A life in rhythm
David Licht has spent half a century making rhythm his trade. Born in Detroit in 1954 and raised in Greensboro, North Carolina — where his father, Dr. Norman Licht, taught at Bennett College — he got his first kit at his bar mitzvah and learned from the jazz drummer Sammy Anflick. He came up in Greensboro bands — the Sentinel Boys, Tornado and the Swamp Cats — and the UNCG Big Band, then in 1978 met the guitarist Eugene Chadbourne at the Creative Music Studio in Woodstock, and in 1985 moved to New York City to help run the studio Noise NY — walking straight into the city's downtown underground.

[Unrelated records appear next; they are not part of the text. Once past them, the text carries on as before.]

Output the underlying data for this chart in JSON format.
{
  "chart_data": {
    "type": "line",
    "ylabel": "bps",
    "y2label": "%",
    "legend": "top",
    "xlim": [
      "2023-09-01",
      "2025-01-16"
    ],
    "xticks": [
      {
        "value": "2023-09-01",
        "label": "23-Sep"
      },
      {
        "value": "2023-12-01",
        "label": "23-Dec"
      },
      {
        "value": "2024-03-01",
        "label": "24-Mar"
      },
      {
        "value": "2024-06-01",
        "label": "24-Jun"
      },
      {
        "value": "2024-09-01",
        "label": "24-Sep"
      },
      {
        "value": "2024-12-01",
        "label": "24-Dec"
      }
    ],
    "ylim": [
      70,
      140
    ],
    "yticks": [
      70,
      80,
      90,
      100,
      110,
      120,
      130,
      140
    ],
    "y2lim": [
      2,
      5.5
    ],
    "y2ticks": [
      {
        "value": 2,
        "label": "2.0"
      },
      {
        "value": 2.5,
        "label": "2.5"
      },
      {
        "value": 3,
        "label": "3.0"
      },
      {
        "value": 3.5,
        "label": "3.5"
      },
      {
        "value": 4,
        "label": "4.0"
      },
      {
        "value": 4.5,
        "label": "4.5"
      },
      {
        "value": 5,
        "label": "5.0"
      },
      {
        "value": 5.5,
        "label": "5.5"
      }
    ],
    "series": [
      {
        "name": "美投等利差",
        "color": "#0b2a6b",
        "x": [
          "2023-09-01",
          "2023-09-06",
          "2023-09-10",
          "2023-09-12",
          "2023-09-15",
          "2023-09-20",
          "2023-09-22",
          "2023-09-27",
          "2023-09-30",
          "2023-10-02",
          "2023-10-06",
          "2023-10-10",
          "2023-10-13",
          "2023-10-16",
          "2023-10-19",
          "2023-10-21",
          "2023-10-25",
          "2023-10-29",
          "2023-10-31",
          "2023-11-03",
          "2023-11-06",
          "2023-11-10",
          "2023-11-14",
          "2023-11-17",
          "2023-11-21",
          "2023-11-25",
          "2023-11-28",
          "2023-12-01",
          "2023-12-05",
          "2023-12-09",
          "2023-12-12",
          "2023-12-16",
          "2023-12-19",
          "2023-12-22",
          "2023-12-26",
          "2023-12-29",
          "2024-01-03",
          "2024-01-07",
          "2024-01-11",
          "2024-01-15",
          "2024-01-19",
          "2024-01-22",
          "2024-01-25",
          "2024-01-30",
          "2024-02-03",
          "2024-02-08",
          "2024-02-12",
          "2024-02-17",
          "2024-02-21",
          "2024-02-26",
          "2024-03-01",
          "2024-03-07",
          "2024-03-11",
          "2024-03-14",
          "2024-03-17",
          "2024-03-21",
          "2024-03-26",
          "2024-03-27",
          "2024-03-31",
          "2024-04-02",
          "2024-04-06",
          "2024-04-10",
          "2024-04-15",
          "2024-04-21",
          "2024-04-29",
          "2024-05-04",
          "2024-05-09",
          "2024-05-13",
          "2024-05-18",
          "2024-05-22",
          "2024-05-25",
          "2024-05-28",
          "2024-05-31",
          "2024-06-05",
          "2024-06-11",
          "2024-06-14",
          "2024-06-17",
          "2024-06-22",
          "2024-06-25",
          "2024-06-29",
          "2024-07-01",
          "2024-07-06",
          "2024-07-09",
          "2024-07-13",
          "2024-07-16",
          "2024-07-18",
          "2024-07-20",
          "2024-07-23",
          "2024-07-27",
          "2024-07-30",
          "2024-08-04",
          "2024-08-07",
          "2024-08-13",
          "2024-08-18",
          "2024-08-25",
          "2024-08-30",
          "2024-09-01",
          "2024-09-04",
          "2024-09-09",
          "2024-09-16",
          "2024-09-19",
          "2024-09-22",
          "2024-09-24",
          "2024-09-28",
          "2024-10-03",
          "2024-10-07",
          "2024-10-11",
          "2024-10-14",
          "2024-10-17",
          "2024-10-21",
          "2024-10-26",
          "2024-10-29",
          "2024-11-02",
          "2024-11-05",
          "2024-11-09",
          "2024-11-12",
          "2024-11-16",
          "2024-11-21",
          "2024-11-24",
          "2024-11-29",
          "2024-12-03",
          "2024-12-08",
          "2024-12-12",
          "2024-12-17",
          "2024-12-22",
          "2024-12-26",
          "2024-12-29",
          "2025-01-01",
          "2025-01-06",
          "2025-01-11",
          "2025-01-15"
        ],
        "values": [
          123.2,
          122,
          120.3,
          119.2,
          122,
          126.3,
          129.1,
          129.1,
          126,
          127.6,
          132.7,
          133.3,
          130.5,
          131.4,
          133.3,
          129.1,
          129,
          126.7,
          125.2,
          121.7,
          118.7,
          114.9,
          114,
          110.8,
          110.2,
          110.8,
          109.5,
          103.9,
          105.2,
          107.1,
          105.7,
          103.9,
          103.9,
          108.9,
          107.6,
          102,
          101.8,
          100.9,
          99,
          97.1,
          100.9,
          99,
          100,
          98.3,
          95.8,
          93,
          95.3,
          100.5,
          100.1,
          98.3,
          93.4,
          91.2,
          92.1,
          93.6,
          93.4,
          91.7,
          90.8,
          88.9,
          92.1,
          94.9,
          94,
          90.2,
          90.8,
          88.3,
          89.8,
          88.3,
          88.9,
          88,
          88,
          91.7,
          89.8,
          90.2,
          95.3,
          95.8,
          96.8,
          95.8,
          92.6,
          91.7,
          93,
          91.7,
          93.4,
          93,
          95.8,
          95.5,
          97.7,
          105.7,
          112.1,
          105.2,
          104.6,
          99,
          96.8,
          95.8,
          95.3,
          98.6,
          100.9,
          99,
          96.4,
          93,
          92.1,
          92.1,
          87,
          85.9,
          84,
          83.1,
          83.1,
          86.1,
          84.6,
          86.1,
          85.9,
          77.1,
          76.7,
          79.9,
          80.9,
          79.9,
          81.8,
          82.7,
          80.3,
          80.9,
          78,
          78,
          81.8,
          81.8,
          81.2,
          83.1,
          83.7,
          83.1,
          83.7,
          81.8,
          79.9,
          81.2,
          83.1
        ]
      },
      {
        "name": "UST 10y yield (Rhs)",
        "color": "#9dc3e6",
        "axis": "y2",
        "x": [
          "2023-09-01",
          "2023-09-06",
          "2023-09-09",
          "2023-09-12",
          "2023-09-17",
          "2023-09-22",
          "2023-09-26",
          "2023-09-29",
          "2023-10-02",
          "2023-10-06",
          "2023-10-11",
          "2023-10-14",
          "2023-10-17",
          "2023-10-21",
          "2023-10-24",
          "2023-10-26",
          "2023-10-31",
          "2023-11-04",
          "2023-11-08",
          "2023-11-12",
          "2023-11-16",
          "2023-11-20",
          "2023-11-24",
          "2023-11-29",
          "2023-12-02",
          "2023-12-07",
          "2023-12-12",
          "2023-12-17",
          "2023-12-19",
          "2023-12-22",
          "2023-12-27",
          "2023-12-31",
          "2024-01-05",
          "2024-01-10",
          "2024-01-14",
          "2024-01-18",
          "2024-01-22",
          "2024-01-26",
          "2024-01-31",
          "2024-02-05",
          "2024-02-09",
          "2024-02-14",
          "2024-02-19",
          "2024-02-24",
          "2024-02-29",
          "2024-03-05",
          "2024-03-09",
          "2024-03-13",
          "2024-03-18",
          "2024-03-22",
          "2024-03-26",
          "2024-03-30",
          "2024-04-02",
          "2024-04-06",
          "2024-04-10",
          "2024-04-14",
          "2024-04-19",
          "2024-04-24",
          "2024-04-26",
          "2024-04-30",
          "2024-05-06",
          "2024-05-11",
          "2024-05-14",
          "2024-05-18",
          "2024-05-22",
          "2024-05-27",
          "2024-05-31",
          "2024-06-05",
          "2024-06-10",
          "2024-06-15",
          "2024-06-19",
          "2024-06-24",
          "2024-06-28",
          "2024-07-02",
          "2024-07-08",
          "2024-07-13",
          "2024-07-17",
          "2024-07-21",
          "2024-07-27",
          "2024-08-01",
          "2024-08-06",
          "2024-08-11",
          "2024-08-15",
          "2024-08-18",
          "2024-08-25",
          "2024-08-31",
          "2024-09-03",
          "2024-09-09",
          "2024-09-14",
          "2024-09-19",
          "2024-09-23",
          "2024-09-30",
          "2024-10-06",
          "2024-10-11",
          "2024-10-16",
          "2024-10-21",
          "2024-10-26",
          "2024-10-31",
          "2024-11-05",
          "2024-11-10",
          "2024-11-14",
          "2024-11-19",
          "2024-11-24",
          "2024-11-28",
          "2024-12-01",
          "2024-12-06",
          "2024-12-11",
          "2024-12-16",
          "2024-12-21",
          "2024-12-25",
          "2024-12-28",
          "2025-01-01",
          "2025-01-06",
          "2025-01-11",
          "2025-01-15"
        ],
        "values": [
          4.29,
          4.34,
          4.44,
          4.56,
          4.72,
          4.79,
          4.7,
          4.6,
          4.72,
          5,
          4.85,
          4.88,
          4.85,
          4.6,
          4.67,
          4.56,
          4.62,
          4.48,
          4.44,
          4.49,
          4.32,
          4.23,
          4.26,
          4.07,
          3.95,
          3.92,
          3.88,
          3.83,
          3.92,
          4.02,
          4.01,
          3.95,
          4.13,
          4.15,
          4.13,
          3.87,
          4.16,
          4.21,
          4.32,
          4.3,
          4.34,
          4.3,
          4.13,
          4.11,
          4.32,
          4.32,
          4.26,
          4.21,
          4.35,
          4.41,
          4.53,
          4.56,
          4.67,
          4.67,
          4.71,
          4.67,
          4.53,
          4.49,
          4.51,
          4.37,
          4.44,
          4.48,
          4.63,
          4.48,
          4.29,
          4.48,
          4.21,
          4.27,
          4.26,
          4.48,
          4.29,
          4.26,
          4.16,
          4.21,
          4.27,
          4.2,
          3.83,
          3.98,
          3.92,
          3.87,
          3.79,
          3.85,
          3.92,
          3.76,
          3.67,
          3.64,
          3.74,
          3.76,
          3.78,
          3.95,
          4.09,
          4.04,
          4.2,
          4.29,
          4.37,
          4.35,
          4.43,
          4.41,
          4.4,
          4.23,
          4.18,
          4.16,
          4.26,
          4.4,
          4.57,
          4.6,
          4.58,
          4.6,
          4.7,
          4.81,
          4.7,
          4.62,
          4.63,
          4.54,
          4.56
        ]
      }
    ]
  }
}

What followed was one of the more unlikely careers in American music. Behind the kit he powered the gleeful chaos of Shockabilly (with Chadbourne and Mark Kramer), the art-rock of Ann Magnuson's Bongwater, and the Shimmy-Disc noise of B.A.L.L. and When People Were Shorter and Lived Near the Water — crossing paths with downtown players like Ned Rothenberg, John Zorn and Tom Cora.
Then, in 1986, he helped found the band that would define the rest of his life: The Klezmatics. Over two decades he helped reinvent klezmer for a new century — "Yiddish soul music," as the band called it — touring the world, recording with Itzhak Perlman and Tony Kushner, playing Carnegie Hall, and in 2006 winning a Grammy.
He stepped back from the road that same year to be home with his family in New Jersey, where he has also spent the better part of fifty years as a painter and craftsman. The hands keep time either way.